Manufacturing Process Development for Metabolically Reprogrammed Tumor-Infiltrating Lymphocytes
Marcus Butler, UHN
This study will test the effectiveness of tumor-infiltrated lymphocytes (TILs) that have been metabolically reprogrammed using a drug, halofuginone, while they are being expanded in vitro to improve their hardiness in vivo. The project focuses on generating the data and information required to submit these metabolically reprogrammed TILs to Health Canada for review. Once approved, the product can move into clinical trials.
Clinical Trials are research projects involving human participants that evaluate the efficacy and/or safety of new therapeutics. They are often the last step before bringing new therapies to market.
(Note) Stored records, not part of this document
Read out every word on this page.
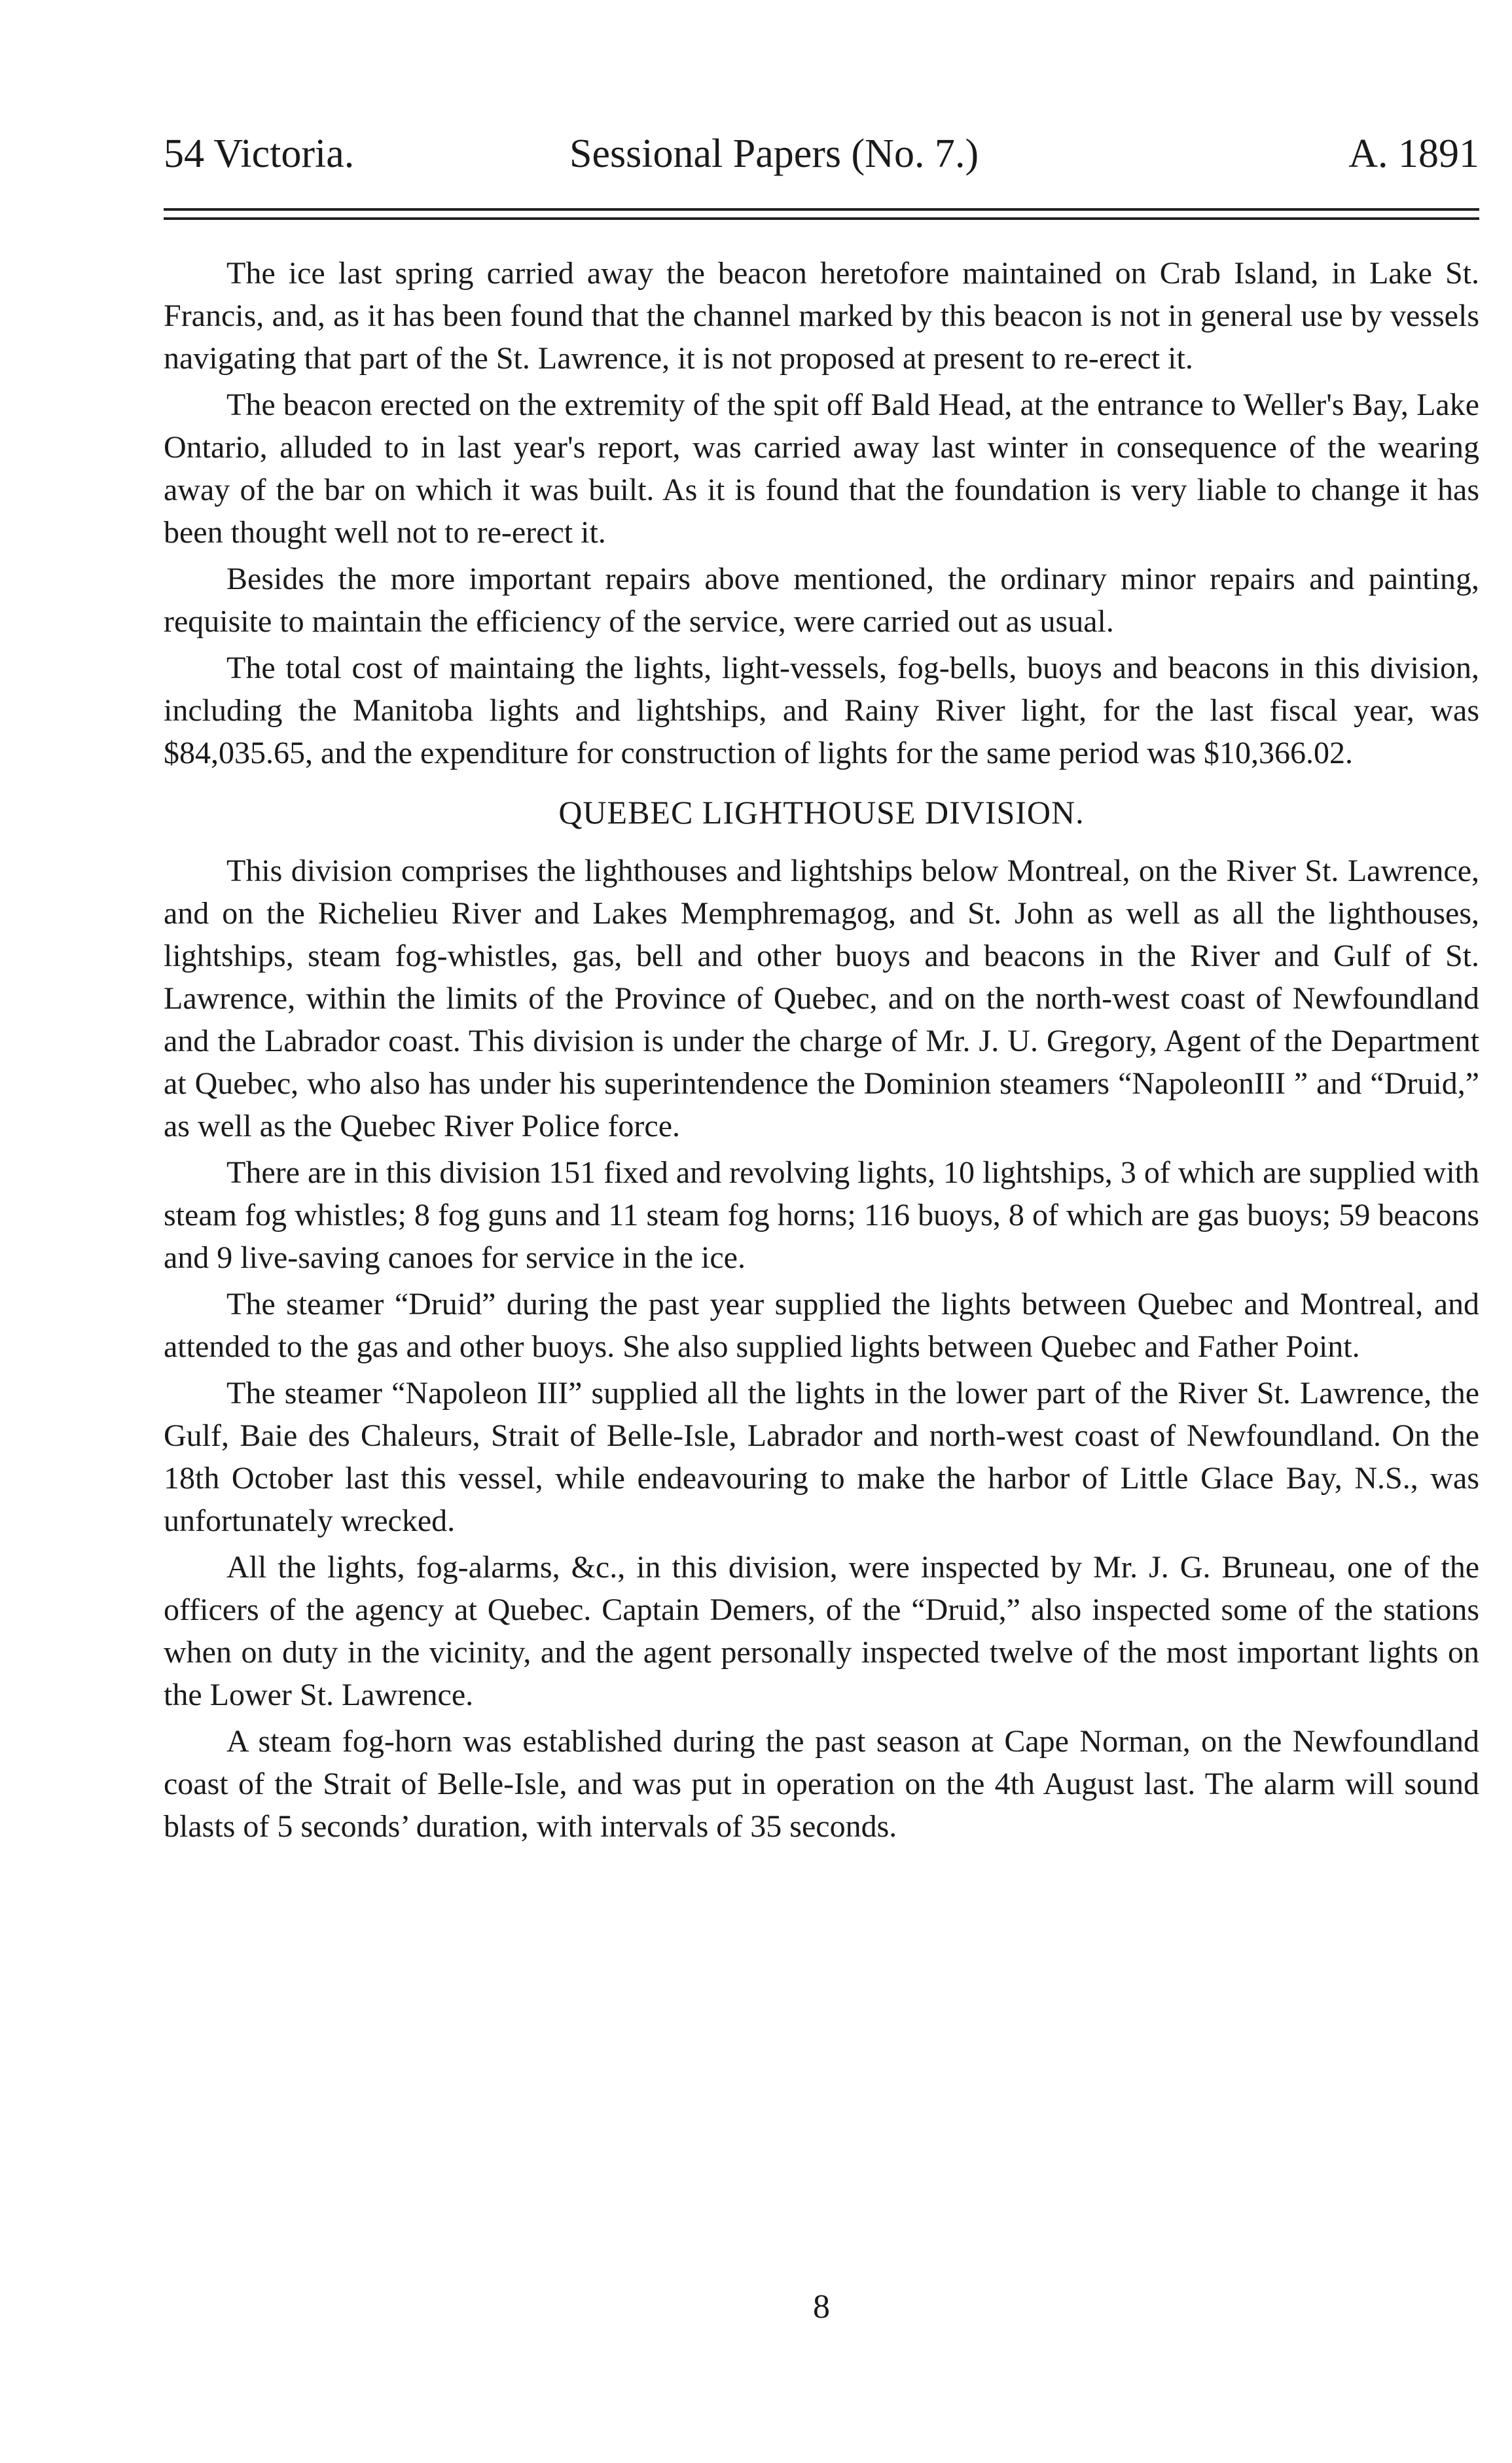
54 Victoria.	Sessional Papers (No. 7.)	A. 1891

The ice last spring carried away the beacon heretofore maintained on Crab Island, in Lake St. Francis, and, as it has been found that the channel marked by this beacon is not in general use by vessels navigating that part of the St. Lawrence, it is not proposed at present to re-erect it.

The beacon erected on the extremity of the spit off Bald Head, at the entrance to Weller's Bay, Lake Ontario, alluded to in last year's report, was carried away last winter in consequence of the wearing away of the bar on which it was built. As it is found that the foundation is very liable to change it has been thought well not to re-erect it.

Besides the more important repairs above mentioned, the ordinary minor repairs and painting, requisite to maintain the efficiency of the service, were carried out as usual.

The total cost of maintaing the lights, light-vessels, fog-bells, buoys and beacons in this division, including the Manitoba lights and lightships, and Rainy River light, for the last fiscal year, was $84,035.65, and the expenditure for construction of lights for the same period was $10,366.02.

QUEBEC LIGHTHOUSE DIVISION.

This division comprises the lighthouses and lightships below Montreal, on the River St. Lawrence, and on the Richelieu River and Lakes Memphremagog, and St. John as well as all the lighthouses, lightships, steam fog-whistles, gas, bell and other buoys and beacons in the River and Gulf of St. Lawrence, within the limits of the Province of Quebec, and on the north-west coast of Newfoundland and the Labrador coast. This division is under the charge of Mr. J. U. Gregory, Agent of the Department at Quebec, who also has under his superintendence the Dominion steamers “NapoleonIII ” and “Druid,” as well as the Quebec River Police force.

There are in this division 151 fixed and revolving lights, 10 lightships, 3 of which are supplied with steam fog whistles; 8 fog guns and 11 steam fog horns; 116 buoys, 8 of which are gas buoys; 59 beacons and 9 live-saving canoes for service in the ice.

The steamer “Druid” during the past year supplied the lights between Quebec and Montreal, and attended to the gas and other buoys. She also supplied lights between Quebec and Father Point.

The steamer “Napoleon III” supplied all the lights in the lower part of the River St. Lawrence, the Gulf, Baie des Chaleurs, Strait of Belle-Isle, Labrador and north-west coast of Newfoundland. On the 18th October last this vessel, while endeavouring to make the harbor of Little Glace Bay, N.S., was unfortunately wrecked.

All the lights, fog-alarms, &c., in this division, were inspected by Mr. J. G. Bruneau, one of the officers of the agency at Quebec. Captain Demers, of the “Druid,” also inspected some of the stations when on duty in the vicinity, and the agent personally inspected twelve of the most important lights on the Lower St. Lawrence.

A steam fog-horn was established during the past season at Cape Norman, on the Newfoundland coast of the Strait of Belle-Isle, and was put in operation on the 4th August last. The alarm will sound blasts of 5 seconds’ duration, with intervals of 35 seconds.

8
Our newly funded clinical trial builds on an Enabling Study also funded by BioCanRx.
A Phase I Study of GCAR1, a Chimeric Antigen Receptor (CAR) T-Cell Therapy for Patients with Selected Relapsed / Refractory GPNMB-Expressing Solid Tumors
Doug Mahoney, University of Calgary; CCTG; Queens
CAR T-cell therapy has been used successfully to treat and even cure refractory blood cancers. Scientists at the University of Calgary in collaboration with numerous BioCanRx-supported investigators and core facilities have created a new CAR T-cell product that attacks different types of cancers in mouse models, including a rare type of sarcoma in adolescents and young adults, breast and kidney cancers. This team will study this CAR T therapy to patients across the country in a clinical trial. The main goal of the clinical trial is to assess this CAR T therapy in patients for safety and anti-tumor activity, with a goal of opening the trial at multiple sites across Canada. This work will establish key collaborations, opening doors for the continuance of novel immunotherapy cancer treatments.
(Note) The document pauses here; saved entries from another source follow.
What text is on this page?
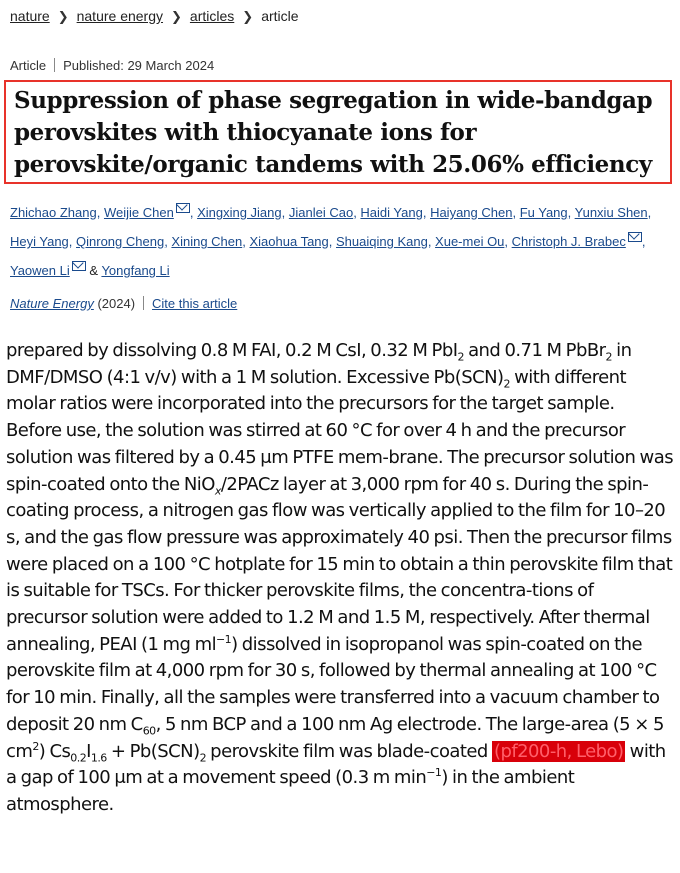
nature ❯ nature energy ❯ articles ❯ article
Article Published: 29 March 2024
Suppression of phase segregation in wide-bandgap perovskites with thiocyanate ions for perovskite/organic tandems with 25.06% efficiency
Zhichao Zhang, Weijie Chen , Xingxing Jiang, Jianlei Cao, Haidi Yang, Haiyang Chen, Fu Yang, Yunxiu Shen, Heyi Yang, Qinrong Cheng, Xining Chen, Xiaohua Tang, Shuaiqing Kang, Xue-mei Ou, Christoph J. Brabec , Yaowen Li & Yongfang Li
Nature Energy (2024) Cite this article

prepared by dissolving 0.8 M FAI, 0.2 M CsI, 0.32 M PbI$_2$ and 0.71 M PbBr$_2$ in DMF/DMSO (4:1 v/v) with a 1 M solution. Excessive $Pb(SCN)_2$ with different molar ratios were incorporated into the precursors for the target sample. Before use, the solution was stirred at 60 °C for over 4 h and the precursor solution was filtered by a 0.45 μm PTFE mem-brane. The precursor solution was spin-coated onto the NiO$_x$/2PACz layer at 3,000 rpm for 40 s. During the spin-coating process, a nitrogen gas flow was vertically applied to the film for 10–20 s, and the gas flow pressure was approximately 40 psi. Then the precursor films were placed on a 100 °C hotplate for 15 min to obtain a thin perovskite film that is suitable for TSCs. For thicker perovskite films, the concentra-tions of precursor solution were added to 1.2 M and 1.5 M, respectively. After thermal annealing, PEAI (1 mg $ml^{-1}$) dissolved in isopropanol was spin-coated on the perovskite film at 4,000 rpm for 30 s, followed by thermal annealing at 100 °C for 10 min. Finally, all the samples were transferred into a vacuum chamber to deposit 20 nm $C_{60}$, 5 nm BCP and a 100 nm Ag electrode. The large-area (5 × 5 $cm^2$) $Cs_{0.2}I_{1.6} + Pb(SCN)_2$ perovskite film was blade-coated (pf200-h, Lebo) with a gap of 100 μm at a movement speed (0.3 m $\min^{-1}$) in the ambient atmosphere.
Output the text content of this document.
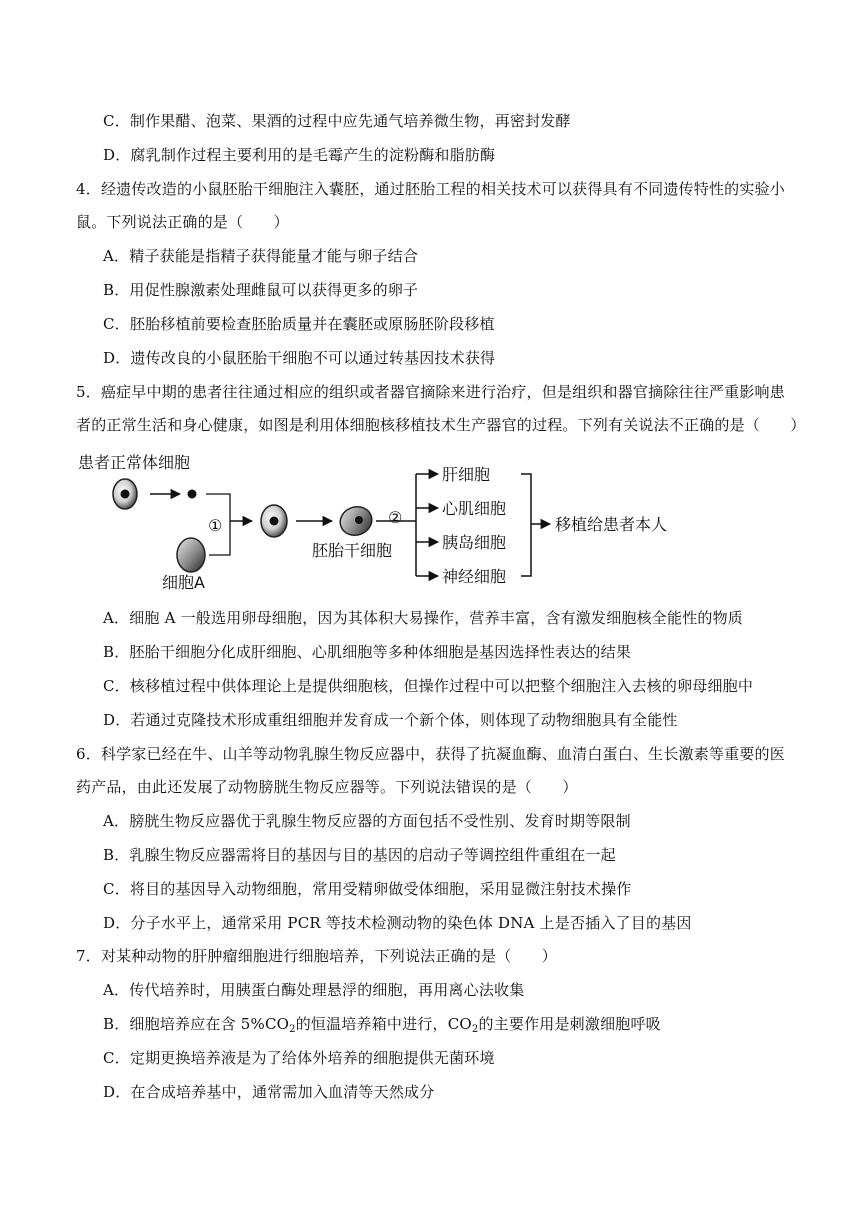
C．制作果醋、泡菜、果酒的过程中应先通气培养微生物，再密封发酵
D．腐乳制作过程主要利用的是毛霉产生的淀粉酶和脂肪酶
4．经遗传改造的小鼠胚胎干细胞注入囊胚，通过胚胎工程的相关技术可以获得具有不同遗传特性的实验小
鼠。下列说法正确的是（　　）
A．精子获能是指精子获得能量才能与卵子结合
B．用促性腺激素处理雌鼠可以获得更多的卵子
C．胚胎移植前要检查胚胎质量并在囊胚或原肠胚阶段移植
D．遗传改良的小鼠胚胎干细胞不可以通过转基因技术获得
5．癌症早中期的患者往往通过相应的组织或者器官摘除来进行治疗，但是组织和器官摘除往往严重影响患
者的正常生活和身心健康，如图是利用体细胞核移植技术生产器官的过程。下列有关说法不正确的是（　　）
患者正常体细胞
细胞A
①
胚胎干细胞
②
肝细胞
心肌细胞
胰岛细胞
神经细胞
移植给患者本人
A．细胞 A 一般选用卵母细胞，因为其体积大易操作，营养丰富，含有激发细胞核全能性的物质
B．胚胎干细胞分化成肝细胞、心肌细胞等多种体细胞是基因选择性表达的结果
C．核移植过程中供体理论上是提供细胞核，但操作过程中可以把整个细胞注入去核的卵母细胞中
D．若通过克隆技术形成重组细胞并发育成一个新个体，则体现了动物细胞具有全能性
6．科学家已经在牛、山羊等动物乳腺生物反应器中，获得了抗凝血酶、血清白蛋白、生长激素等重要的医
药产品，由此还发展了动物膀胱生物反应器等。下列说法错误的是（　　）
A．膀胱生物反应器优于乳腺生物反应器的方面包括不受性别、发育时期等限制
B．乳腺生物反应器需将目的基因与目的基因的启动子等调控组件重组在一起
C．将目的基因导入动物细胞，常用受精卵做受体细胞，采用显微注射技术操作
D．分子水平上，通常采用 PCR 等技术检测动物的染色体 DNA 上是否插入了目的基因
7．对某种动物的肝肿瘤细胞进行细胞培养，下列说法正确的是（　　）
A．传代培养时，用胰蛋白酶处理悬浮的细胞，再用离心法收集
B．细胞培养应在含 $5\%CO_2$的恒温培养箱中进行，$CO_2$的主要作用是刺激细胞呼吸
C．定期更换培养液是为了给体外培养的细胞提供无菌环境
D．在合成培养基中，通常需加入血清等天然成分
Clinical, social, and economic factors can help or hinder patients in accessing novel therapeutics. Clinical, Social & Economic Impact (CSEI) studies examine these factors to find ways to lower barriers and improve care for cancer patients. Our newly funded CSEI builds on previous BioCanRx-funded CSEI studies.
Excelerator tumor-infiltrating lymphocytes (TIL) as a treatment for melanoma (TIL-ME)
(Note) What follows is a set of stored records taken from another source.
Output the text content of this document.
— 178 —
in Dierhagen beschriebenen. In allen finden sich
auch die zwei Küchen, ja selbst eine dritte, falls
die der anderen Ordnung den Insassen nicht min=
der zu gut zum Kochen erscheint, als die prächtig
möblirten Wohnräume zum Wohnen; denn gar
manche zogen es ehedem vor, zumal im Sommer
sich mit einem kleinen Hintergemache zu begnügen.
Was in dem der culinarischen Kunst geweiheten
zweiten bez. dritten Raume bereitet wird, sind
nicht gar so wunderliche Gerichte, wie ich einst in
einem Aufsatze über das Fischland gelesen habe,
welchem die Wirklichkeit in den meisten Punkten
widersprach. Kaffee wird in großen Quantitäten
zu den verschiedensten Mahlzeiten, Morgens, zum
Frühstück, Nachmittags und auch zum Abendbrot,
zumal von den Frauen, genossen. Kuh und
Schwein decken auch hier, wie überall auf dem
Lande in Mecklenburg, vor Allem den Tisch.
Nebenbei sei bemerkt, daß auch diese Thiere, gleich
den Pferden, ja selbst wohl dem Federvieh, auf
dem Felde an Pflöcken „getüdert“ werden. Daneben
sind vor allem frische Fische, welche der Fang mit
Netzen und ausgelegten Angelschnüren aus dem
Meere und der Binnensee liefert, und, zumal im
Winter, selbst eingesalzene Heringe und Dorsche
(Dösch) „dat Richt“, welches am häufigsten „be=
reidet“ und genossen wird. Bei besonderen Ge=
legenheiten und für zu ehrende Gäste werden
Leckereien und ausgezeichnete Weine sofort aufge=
Dean Fergusson, OHRI, Manoj Lalu- OHRI
Immunotherapy using tumor-infiltrating lymphocytes (TILs) is one of the most promising treatments for melanoma, the most dangerous skin cancer. This team works with collaborators who are preparing for a clinical trial aimed at bringing TIL therapy to Canada as a treatment for melanoma, using their Excelerator platform to inform this trial, prior to its start, to help address frequently encountered problems. Building on information from previous TIL trials, they will inform the design of a new TIL trial, conduct a prospective study to identify problems related to trial participation, investifate economic factors that may hinder trial completion, and conduct a retrospective cohort study to identify real world eligibility criteria for the proposed clinical trial. This will ultimately improve the efficiency and efficacy of the trial, bringing TIL therapy to Canadian melanoma patients faster and more effectively.
We are proud to present these projects, and look forward to seeing their impact on Canadian cancer care.